I have found that ZnO thin films show either metallic or insulate behaviours when annealed at 700OC in vacuum and ambient atmospheres respectively, and am looking for help explaining this phenomena. Most literature only covers ZnO annealed at temperatures of 350OC so I'm having difficulty explaining this phenomena when annealed at such high temperatures.
To elaborate on my difficulty, I am attempting to fabricate ZnO/Bi4Ti3O12 Metal-Ferroelectric-semiconductor devices on insulative Al2O3 substrates. ZnO films are deposited directly onto Si2O3 substrates by RF magnetron sputtering, followed shortly by the BTO thin films. The devices are then annealed at 700OC for 1 hour to crystallise the BTO thin film. One batch of samples were annealed in ambient atmosphere, another in vacuum to study the annealing atmosphere effect.

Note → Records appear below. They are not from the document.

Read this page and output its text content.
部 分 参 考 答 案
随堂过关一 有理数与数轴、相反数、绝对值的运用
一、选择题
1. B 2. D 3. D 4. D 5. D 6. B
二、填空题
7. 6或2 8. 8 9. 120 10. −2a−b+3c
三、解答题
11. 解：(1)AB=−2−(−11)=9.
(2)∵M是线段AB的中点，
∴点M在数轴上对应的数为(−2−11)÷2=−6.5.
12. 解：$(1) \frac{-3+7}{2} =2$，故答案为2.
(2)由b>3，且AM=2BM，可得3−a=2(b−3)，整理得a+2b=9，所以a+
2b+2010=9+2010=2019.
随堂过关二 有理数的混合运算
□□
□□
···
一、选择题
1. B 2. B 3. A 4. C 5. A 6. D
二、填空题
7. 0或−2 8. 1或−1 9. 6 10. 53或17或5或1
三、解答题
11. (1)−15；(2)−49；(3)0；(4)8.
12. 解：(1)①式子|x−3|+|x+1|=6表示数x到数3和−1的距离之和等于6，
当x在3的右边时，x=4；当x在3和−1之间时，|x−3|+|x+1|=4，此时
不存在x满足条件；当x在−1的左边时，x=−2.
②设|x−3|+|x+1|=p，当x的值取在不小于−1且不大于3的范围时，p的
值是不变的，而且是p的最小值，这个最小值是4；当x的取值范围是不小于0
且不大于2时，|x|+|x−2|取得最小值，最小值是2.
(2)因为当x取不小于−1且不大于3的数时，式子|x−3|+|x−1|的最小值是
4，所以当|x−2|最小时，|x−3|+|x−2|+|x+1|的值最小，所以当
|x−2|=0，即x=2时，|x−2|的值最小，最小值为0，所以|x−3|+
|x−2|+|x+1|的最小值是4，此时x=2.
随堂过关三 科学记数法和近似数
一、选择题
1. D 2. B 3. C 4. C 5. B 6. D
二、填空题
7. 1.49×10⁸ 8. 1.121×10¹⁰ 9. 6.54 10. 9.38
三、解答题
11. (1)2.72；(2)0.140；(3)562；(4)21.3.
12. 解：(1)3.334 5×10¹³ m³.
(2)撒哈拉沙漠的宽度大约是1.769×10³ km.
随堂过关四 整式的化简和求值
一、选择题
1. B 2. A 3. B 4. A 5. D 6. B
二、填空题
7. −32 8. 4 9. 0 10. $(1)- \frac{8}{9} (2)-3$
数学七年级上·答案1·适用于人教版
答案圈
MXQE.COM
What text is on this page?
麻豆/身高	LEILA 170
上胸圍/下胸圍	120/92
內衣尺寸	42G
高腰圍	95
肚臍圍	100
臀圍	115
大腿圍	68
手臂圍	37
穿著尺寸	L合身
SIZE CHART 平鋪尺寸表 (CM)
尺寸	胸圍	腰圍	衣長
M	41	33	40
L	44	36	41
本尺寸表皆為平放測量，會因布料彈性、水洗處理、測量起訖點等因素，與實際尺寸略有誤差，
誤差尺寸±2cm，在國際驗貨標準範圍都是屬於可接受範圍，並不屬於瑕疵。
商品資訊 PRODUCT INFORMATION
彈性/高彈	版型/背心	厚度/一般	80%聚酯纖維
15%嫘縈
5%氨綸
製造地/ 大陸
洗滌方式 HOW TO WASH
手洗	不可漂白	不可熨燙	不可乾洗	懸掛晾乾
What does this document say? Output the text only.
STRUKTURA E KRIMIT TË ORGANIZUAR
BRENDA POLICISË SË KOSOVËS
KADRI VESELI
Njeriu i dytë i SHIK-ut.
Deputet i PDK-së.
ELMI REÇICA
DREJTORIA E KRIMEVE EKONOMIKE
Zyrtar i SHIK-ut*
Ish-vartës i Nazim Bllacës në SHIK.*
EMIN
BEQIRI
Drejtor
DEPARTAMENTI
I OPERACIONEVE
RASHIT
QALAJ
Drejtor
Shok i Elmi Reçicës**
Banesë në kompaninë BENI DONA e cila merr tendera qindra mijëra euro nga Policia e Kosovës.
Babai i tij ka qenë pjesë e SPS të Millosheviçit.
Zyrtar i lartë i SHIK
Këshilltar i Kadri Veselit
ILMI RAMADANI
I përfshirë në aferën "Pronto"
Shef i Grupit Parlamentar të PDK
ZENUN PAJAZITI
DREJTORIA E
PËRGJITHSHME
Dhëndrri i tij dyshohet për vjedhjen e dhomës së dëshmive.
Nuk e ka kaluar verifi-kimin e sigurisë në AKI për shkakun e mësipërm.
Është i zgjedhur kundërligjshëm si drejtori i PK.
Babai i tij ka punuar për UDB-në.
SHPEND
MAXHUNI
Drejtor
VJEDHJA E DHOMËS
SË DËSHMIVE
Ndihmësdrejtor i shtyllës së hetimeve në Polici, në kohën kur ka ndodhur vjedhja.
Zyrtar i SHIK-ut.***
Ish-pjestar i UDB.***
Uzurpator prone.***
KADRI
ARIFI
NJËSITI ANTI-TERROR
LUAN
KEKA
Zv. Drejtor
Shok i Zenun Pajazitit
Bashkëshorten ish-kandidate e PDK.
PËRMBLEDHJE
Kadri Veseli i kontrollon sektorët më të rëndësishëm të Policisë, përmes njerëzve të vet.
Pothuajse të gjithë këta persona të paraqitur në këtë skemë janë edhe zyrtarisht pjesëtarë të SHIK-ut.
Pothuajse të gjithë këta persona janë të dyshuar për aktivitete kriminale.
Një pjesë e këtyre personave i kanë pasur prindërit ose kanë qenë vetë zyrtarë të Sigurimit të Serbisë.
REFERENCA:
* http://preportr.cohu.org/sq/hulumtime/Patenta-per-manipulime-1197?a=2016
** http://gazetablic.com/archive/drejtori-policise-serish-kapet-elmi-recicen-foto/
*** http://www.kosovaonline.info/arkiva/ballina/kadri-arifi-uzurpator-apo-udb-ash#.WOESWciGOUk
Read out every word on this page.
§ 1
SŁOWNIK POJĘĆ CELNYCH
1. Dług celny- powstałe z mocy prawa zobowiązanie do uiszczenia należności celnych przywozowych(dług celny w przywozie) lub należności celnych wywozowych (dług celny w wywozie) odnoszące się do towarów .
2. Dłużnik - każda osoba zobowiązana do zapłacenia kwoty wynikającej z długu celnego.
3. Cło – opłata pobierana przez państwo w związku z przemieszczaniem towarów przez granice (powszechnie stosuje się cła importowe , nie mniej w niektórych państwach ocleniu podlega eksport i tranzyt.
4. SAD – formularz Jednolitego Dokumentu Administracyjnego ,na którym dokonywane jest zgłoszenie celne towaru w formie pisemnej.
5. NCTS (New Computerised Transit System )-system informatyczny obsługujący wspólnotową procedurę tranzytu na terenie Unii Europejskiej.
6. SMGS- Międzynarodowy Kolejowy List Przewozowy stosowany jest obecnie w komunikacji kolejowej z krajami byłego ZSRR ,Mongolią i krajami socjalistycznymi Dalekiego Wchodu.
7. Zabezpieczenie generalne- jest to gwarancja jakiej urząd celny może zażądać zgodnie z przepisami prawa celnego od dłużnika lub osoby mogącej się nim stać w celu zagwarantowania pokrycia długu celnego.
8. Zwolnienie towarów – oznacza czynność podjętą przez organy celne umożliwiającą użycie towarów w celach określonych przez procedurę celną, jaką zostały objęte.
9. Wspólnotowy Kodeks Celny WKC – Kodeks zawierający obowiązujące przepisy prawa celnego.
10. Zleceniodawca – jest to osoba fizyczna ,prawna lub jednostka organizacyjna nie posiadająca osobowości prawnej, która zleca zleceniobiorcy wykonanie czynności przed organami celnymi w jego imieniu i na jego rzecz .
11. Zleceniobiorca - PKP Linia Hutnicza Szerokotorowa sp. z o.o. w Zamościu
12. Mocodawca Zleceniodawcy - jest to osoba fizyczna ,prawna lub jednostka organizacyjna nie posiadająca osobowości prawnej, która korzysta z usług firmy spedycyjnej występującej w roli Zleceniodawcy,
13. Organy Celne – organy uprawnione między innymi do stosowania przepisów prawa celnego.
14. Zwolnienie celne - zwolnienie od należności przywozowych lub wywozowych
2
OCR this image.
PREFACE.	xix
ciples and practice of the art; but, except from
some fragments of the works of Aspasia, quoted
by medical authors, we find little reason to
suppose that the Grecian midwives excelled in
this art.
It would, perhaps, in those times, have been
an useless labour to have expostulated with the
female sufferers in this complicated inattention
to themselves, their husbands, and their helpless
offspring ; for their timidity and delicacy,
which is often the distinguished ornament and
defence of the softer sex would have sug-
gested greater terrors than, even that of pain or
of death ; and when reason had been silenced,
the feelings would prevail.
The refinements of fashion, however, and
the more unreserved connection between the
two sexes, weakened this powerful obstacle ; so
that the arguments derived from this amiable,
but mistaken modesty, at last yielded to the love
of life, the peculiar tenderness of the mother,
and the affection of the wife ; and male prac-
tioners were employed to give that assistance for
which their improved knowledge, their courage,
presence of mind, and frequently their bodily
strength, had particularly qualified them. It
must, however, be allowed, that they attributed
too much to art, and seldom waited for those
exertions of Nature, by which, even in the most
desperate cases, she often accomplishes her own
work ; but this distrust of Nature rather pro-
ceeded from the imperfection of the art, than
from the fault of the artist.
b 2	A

During C-V measurements I found only noise level capacitance in devices annealed in vacuum suggesting the ZnO had become insulative. The C-V behaviours of the vacuum annealed sample however showed regular capacitor behaviours, indicating the metallic like conductivity.
I understand that the electrical conductivity in un-doped ZnO thin films derives from oxygen vacancies. I have theorised that the high annealing temperature of 700OC would either significantly deplete the oxygen vacancies causing insulative behaviours in vacuum, or increases there number resulting in metallic like conductivity in vacuum, however I have not been able to find any literature covering the annealing of ZnO thin films deposited by RF-magnetrons puttering in this manner.
Any help, literature, or insight people can provide would be greatly appreciated.